Мы сразу поймали то, что многим так трудно дается, как я узнал впоследствии (после откровений с однокурсниками), — общий ритм. Мы так хорошо чувствовали тела друг друга, что нами словно управлял один невидимый дирижер. Аня потом говорила, что ей было и дальше очень больно, но вместе с болью пришло какое-то новое, удивительное чувство — будто я проник в самое её сердце и ласкаю её там, изнутри.

Мы двигались в сладком, медлительном танце, и ни о чем не думали. Очень скоро Аня вновь стала давить мне на попу, приговаривая — «Давай, Максинька! давай, мальчинька мой, давай поглубже, поглубже, пожалуйста!»; она стонала, почти плакала и умоляла меня войти поглубже. Я и так был в ней очень глубоко; сделав усилие, я вжался в неё так, что в её писю вошла часть мошонки.
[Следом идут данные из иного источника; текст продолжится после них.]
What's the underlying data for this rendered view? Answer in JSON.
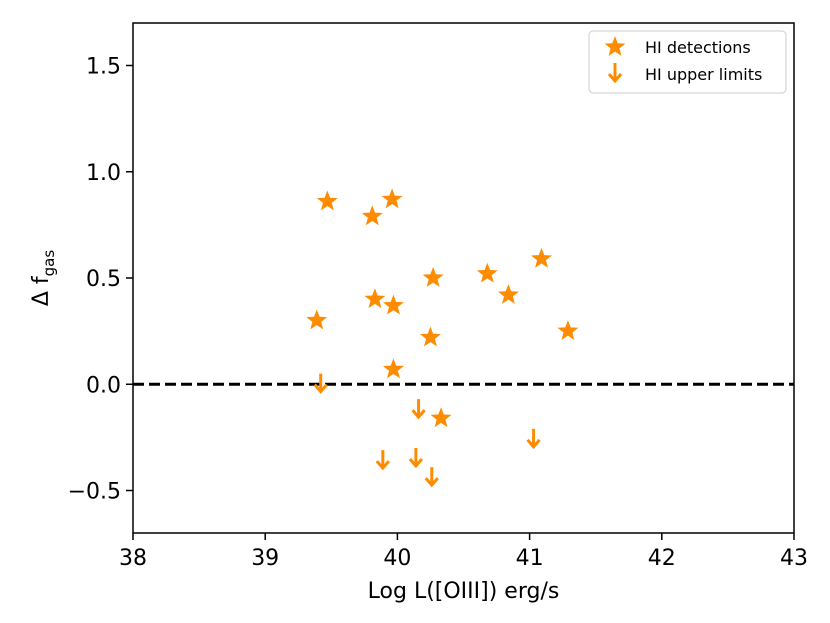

Я был уже на пределе. Аня ещё секунду шептала «давай…», а потом вдруг издала звук, низкий и глубокий, какого я от нее никогда не слышал (у неё — высокий, нежный голосок), — какой-то звериный полустон-полухрип, — обхватила меня так, что мне стало больно, — и заметалась по кровати вместе со мной…

Я кончил вместе с ней. У меня было такое чувство, будто я втекаю в неё, — весь растаял, превратился в жидкость и втекаю в Аню, наполняю её изнутри…

Это был наш Первый Совместный Оргазм. Спустя 9 лет после Первого Раздельного…

После этого я долго — час, не меньше — лежал на Ане и не вынимал член из неё. Какое-то время мы не могли говорить — только дышали и глядели друг на друга. В темноте было видно Анино лицо — бледное пятно на бархатно-темном фоне, — и её блестящие глазки…

Потом мы поговорили. Я не выходил из неё — она меня держала за попу и не выпускала. Я поздравил её, она — меня; это прозвучало так официально, что мы рассмеялись, и — спустя секунду она принялась неистово целовать меня, шептать слова любви и благодарности…

Потом — мы обнаружили на простыне огромную лужу крови, — вся Анина попа была в ней, а кровать промокла так, что пятно проступило на противоположной стороне матраца. У Ани кружилась голова, её подташнивало — и я кормил ее шоколадом, оставшимся со свадьбы. Простыню мы не стирали — оставили на память. Потом я узнал, что к 25 годам девственная плева зарастает, и лишение девственности бывает очень болезненным…

Анина пися болела ещё долго, но мы занимались сексом несколько раз в день — она просила, умоляла меня войти в неё, и я делал это. Первые наши брачные дни так нас утомили, что мы едва могли выходить. Прямо как в пошлых историях… Один раз — я подсчитал — мы за неделю занимались сексом 17 раз (и почти всякий раз — с «большими взрывами»).

Не верите? Как хотите…

Сейчас мне — 40, Аничке — 47, младшенькая наша доця Яся пошла в 3 класс, а старший Сашка… вступил в комсомол. Я — когда повзрослел — не строил иллюзий по поводу советского строя, мы с Аней зачитывались самиздатом, слушали Галича и Талькова, — но когда Саша в 2005 году решил вступить в комсомол — я счел это знаком судьбы, помня о той роли, какую комсомол сыграл в нашей жизни.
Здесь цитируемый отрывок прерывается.